Ландскнехт смачно сплюнул и переложил ствол на другое плечо.

— Не учи жизни, дядя, — фамильярно отозвался Гунтер, решив, что совместное участие в опасном деле дает ему определенные привилегии. — Два похода я уже отходил, и за третьим дело не станет [5].

Гарольд недоуменно покрутил головой, пожал плечами и направился в сторону кладбища, приговаривая: "Где двое или трое собраны во имя Мое, — сказал Он, — там и Я среди них".

Швальбе снова сплюнул и двинулся в противоположную сторону, к большому дому, ушедшему в землю почти до нижних краев пустых окон. Оттуда открывался хороший обзор всего погоста. Конечно, лучше было бы целиться с высоты, но лазать по прогнившим крышам Гунтер не рискнул.

Солнце село, сумрачные тени пробежали по земле. Луна выползла из-за облака, облила лес, деревню и кладбище молочно-белым светом, призрачным и зловещим. Весь мир разделился на два цвета — черное и белое, без переходов и полутонов. Ветерок изредка налетал на мертвое селение, дергал за ветки скособоченные деревья, печально гудел в давно забывших дыхание огня дымоходах.

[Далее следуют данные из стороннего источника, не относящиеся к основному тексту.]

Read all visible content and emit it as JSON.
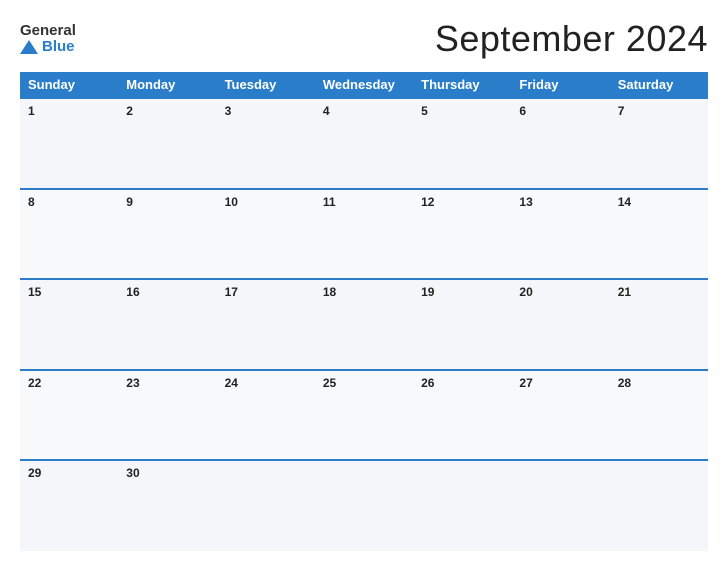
{
  "logo": {
    "general_text": "General",
    "blue_text": "Blue"
  },
  "title": "September 2024",
  "weekdays": [
    "Sunday",
    "Monday",
    "Tuesday",
    "Wednesday",
    "Thursday",
    "Friday",
    "Saturday"
  ],
  "weeks": [
    [
      {
        "day": "1",
        "empty": false
      },
      {
        "day": "2",
        "empty": false
      },
      {
        "day": "3",
        "empty": false
      },
      {
        "day": "4",
        "empty": false
      },
      {
        "day": "5",
        "empty": false
      },
      {
        "day": "6",
        "empty": false
      },
      {
        "day": "7",
        "empty": false
      }
    ],
    [
      {
        "day": "8",
        "empty": false
      },
      {
        "day": "9",
        "empty": false
      },
      {
        "day": "10",
        "empty": false
      },
      {
        "day": "11",
        "empty": false
      },
      {
        "day": "12",
        "empty": false
      },
      {
        "day": "13",
        "empty": false
      },
      {
        "day": "14",
        "empty": false
      }
    ],
    [
      {
        "day": "15",
        "empty": false
      },
      {
        "day": "16",
        "empty": false
      },
      {
        "day": "17",
        "empty": false
      },
      {
        "day": "18",
        "empty": false
      },
      {
        "day": "19",
        "empty": false
      },
      {
        "day": "20",
        "empty": false
      },
      {
        "day": "21",
        "empty": false
      }
    ],
    [
      {
        "day": "22",
        "empty": false
      },
      {
        "day": "23",
        "empty": false
      },
      {
        "day": "24",
        "empty": false
      },
      {
        "day": "25",
        "empty": false
      },
      {
        "day": "26",
        "empty": false
      },
      {
        "day": "27",
        "empty": false
      },
      {
        "day": "28",
        "empty": false
      }
    ],
    [
      {
        "day": "29",
        "empty": false
      },
      {
        "day": "30",
        "empty": false
      },
      {
        "day": "",
        "empty": true
      },
      {
        "day": "",
        "empty": true
      },
      {
        "day": "",
        "empty": true
      },
      {
        "day": "",
        "empty": true
      },
      {
        "day": "",
        "empty": true
      }
    ]
  ]
}
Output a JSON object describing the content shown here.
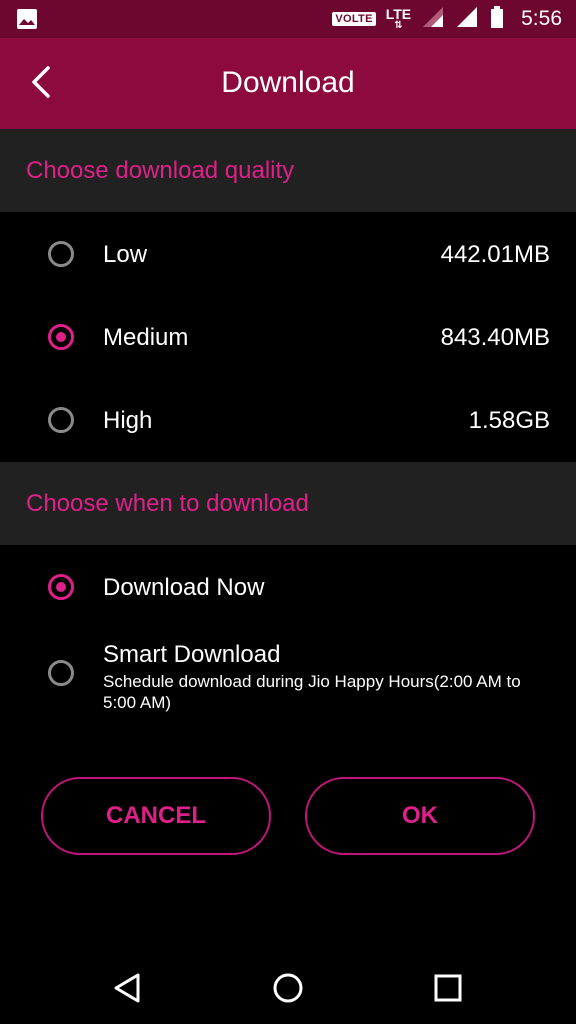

Будучи бывалым солдатом, Гунтер сделал «лежку» не у самого окна, а чуть дальше, в глубине большой пустой комнаты. Дверь подпер старой скамьей, чтобы никто не пробрался сзади. Кровать вытащил на середину, перевернул на бок и примостил сверху ствол. Сам Швальбе уселся по-турецки на сложенный вчетверо плащ.

Кладбище казалось несоразмерно большим, хотя и лишенным склепов и мавзолеев. Просто неровные ряды могильных камней, перемежающихся с нечастыми крестами и совсем уж редкими могильными плитами. Никаких склепов или мавзолеев, слишком дорогих для обычных селян. Ограда давно обвалилась, обратившись в труху. Среди крестов вились длинные корни, кое-где всходили молодые деревца, все заросло густой травой, похожей на толстый плотный ковер. Но в целом лес не спешил поглотить обитель мертвых, будто выдерживая определенную дистанцию.